"""Unified HDF5 storage for JESTER inference results.
This module provides the InferenceResult class for storing and loading
inference results from all sampler types (FlowMC, BlackJAX SMC, BlackJAX NS-AW).
"""
import json
from datetime import datetime
from pathlib import Path
from typing import Any, Dict, Literal
import h5py
import numpy as np
from jaxtyping import Array
from .config.schema import InferenceConfig
from .samplers.jester_sampler import JesterSampler
from jesterTOV.logging_config import get_logger
logger = get_logger("jester")
SamplerType = Literal[
"flowmc", "blackjax_smc_rw", "blackjax_smc_nuts", "blackjax_ns_aw"
]
[docs]
class InferenceResult:
"""Unified HDF5-based storage for JESTER inference results.

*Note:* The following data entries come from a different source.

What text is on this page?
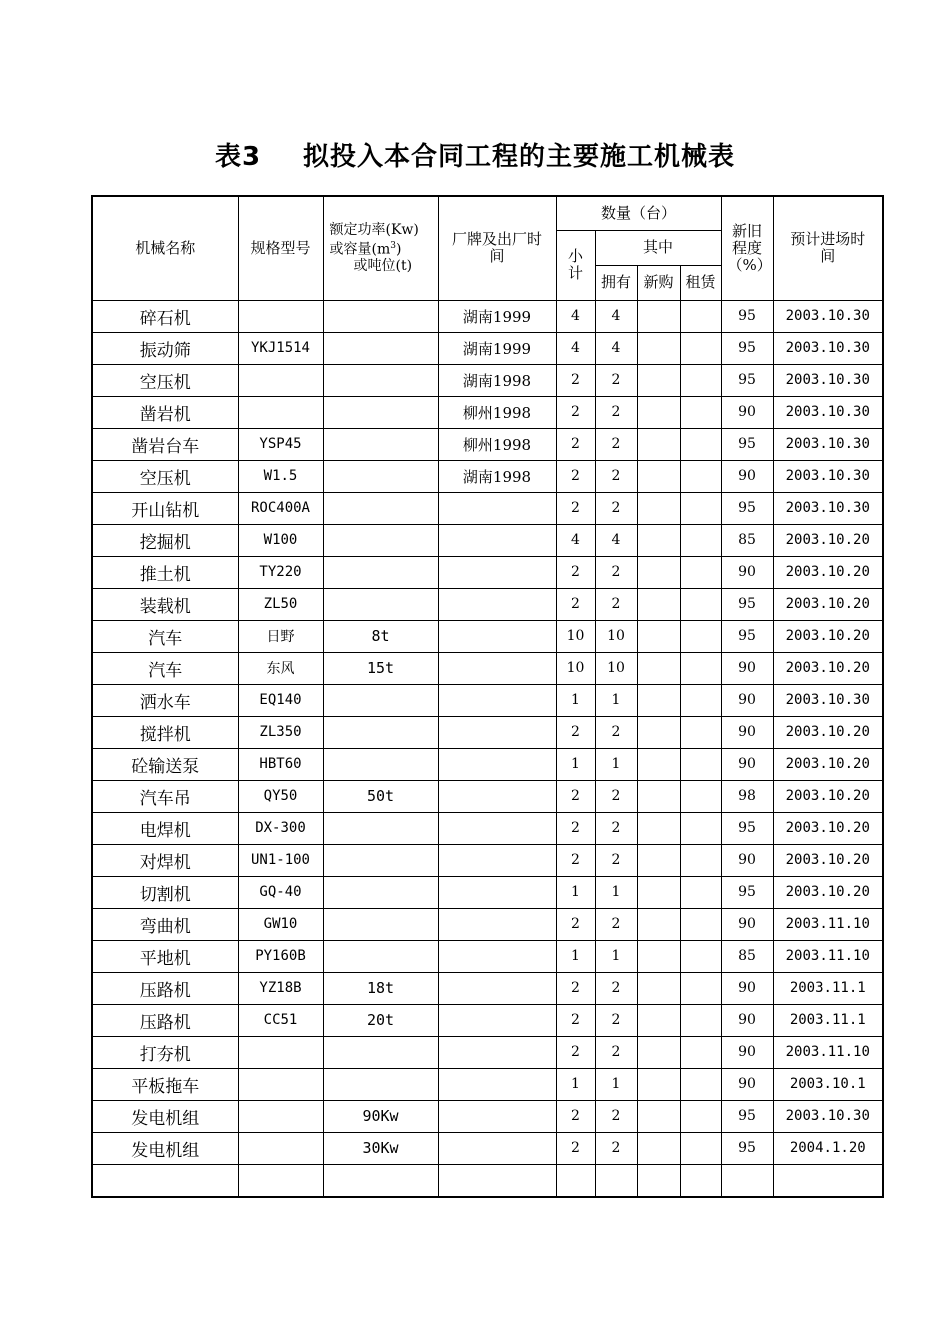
表3 拟投入本合同工程的主要施工机械表
机械名称	规格型号	额定功率(Kw)
或容量$(m^3)$
或吨位(t)	厂牌及出厂时间	数量（台）				新旧程度（%）	预计进场时间
				小计	其中				
					拥有	新购	租赁		
碎石机			湖南1999	4	4			95	2003.10.30
振动筛	YKJ1514		湖南1999	4	4			95	2003.10.30
空压机			湖南1998	2	2			95	2003.10.30
凿岩机			柳州1998	2	2			90	2003.10.30
凿岩台车	YSP45		柳州1998	2	2			95	2003.10.30
空压机	W1.5		湖南1998	2	2			90	2003.10.30
开山钻机	ROC400A			2	2			95	2003.10.30
挖掘机	W100			4	4			85	2003.10.20
推土机	TY220			2	2			90	2003.10.20
装载机	ZL50			2	2			95	2003.10.20
汽车	日野	8t		10	10			95	2003.10.20
汽车	东风	15t		10	10			90	2003.10.20
洒水车	EQ140			1	1			90	2003.10.30
搅拌机	ZL350			2	2			90	2003.10.20
砼输送泵	HBT60			1	1			90	2003.10.20
汽车吊	QY50	50t		2	2			98	2003.10.20
电焊机	DX-300			2	2			95	2003.10.20
对焊机	UN1-100			2	2			90	2003.10.20
切割机	GQ-40			1	1			95	2003.10.20
弯曲机	GW10			2	2			90	2003.11.10
平地机	PY160B			1	1			85	2003.11.10
压路机	YZ18B	18t		2	2			90	2003.11.1
压路机	CC51	20t		2	2			90	2003.11.1
打夯机				2	2			90	2003.11.10
平板拖车				1	1			90	2003.10.1
发电机组		90Kw		2	2			95	2003.10.30
发电机组		30Kw		2	2			95	2004.1.20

This class provides a clean interface for saving and loading inference results
from all sampler types. It stores:
- Posterior samples (parameters + derived EOS quantities + sampler-specific data)
- Metadata (sampler configuration + run statistics)
- Histories (time-series data for diagnostics)
Attributes
----------
sampler_type : SamplerType
Sampler backend type ("flowmc", "blackjax_smc_rw", "blackjax_smc_nuts", or "blackjax_ns_aw")
posterior : Dict[str, np.ndarray]
All posterior samples including parameters, derived quantities, and sampler-specific data
metadata : Dict[str, Any]
Sampler configuration and run statistics
histories : Dict[str, np.ndarray] | None
Time-series histories (ESS, acceptance, etc.) for diagnostics
Examples
--------
Creating a result from a sampler:
>>> result = InferenceResult.from_sampler(sampler, config, runtime=3600.0)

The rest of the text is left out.